Taussig observed what she called the “Fallot Squat,” when children with Tetralogy of Fallot (ToF) would squat deeply, folding their knee joints as much as possible. After thinking about this activity Taussig was able to determine that the children with low blood oxygen were actually suffocating, despite breathing deeply. Further investigation and reasoning gave her an idea: Heart surgery had never been tried before, but what if the blood vessels near the heart were moved around? Rearrange them to deliver more blood to the lungs and oxygenate it better. Would that work? Taussig thought that it would – but she wasn’t a surgeon, and couldn’t convince any of the Hopkins surgeons to try it.
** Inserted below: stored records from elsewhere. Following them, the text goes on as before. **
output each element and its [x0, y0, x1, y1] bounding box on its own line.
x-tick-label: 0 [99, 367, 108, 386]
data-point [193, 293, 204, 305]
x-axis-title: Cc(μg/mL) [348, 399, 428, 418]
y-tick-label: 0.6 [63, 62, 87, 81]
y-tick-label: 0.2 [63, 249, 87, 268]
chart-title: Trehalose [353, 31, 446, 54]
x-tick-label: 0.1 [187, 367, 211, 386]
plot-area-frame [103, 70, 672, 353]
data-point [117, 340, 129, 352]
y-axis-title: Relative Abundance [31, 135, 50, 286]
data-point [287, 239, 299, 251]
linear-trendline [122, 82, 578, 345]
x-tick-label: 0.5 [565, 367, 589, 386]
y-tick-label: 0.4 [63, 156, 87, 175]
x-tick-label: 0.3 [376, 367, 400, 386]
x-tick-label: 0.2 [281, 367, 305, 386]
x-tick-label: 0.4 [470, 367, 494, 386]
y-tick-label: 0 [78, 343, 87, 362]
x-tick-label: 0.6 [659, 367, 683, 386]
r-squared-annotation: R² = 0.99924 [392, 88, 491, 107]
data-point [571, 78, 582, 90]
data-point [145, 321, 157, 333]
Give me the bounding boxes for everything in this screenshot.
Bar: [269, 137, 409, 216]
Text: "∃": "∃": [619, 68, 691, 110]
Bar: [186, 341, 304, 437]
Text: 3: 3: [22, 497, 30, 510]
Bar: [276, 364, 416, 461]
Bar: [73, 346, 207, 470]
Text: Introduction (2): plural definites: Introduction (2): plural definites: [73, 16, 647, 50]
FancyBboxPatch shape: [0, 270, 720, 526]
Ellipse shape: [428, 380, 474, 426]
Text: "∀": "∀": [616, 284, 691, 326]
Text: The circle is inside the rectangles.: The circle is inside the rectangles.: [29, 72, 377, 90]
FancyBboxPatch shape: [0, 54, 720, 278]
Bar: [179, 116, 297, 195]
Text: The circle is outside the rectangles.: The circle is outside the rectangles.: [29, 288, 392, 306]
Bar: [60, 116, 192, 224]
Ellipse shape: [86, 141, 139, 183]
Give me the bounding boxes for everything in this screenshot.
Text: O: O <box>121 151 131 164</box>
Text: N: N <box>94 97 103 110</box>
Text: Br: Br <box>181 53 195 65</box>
A new Chief of Surgery arrived in late 1942, a man named Blalock from Vanderbilt University. It wasn’t love at first sight; in fact, the two disliked each other. The new doctor… well, he was a typical surgeon, thought the entire world revolved around him. His way or the highway. She wouldn’t admit to it, but Taussig could be stubborn herself. You didn’t mess with her patients, even a little bit. Add to that the fact that her deafness robbed her of a lot of opportunities for human interaction, and Helen Taussig was a loner. Her clinic, her patients, her research, her world. And very few people were admitted to that world.
It finally came to a head in the Hopkins Cafeteria. Legend has it that Taussig barged into a conversation between Blalock and Parks and took over. Working fast because she knew she’d have only one chance, Taussig convinced Blalock that she knew what she was talking about: an operation to direct more blood to the lungs of kids with defective hearts might work.
An additional year of research was frustrating, but necessary. Blalock and his research assistant, Vivien Thomas, had considered a similar idea while at Vanderbilt but had never progressed to human testing. Meanwhile, Helen was still doing autopsies. She didn’t like it, but moving too fast could ruin the entire project.
On November 29, 1944 they still weren’t ready but they tried anyway. Eileen Saxon was near death and could not wait much longer. Entering through an incision in her side, Blalock clamped the Subclavian Artery, cut it, and sewed it into the Pulmonary Artery. When the clamps were removed the surgical team watched in amazement as her blue lips slowly turned pink.
Even though all three of them have passed, Taussig, Blalock, and Thomas live on. The Blalock-Taussig shunt is still used today, and the entire field of Congenital Cardiac Surgery exists because of them. “These children are my crossword puzzles,” Helen Taussig once said. “And one day I shall solve them.”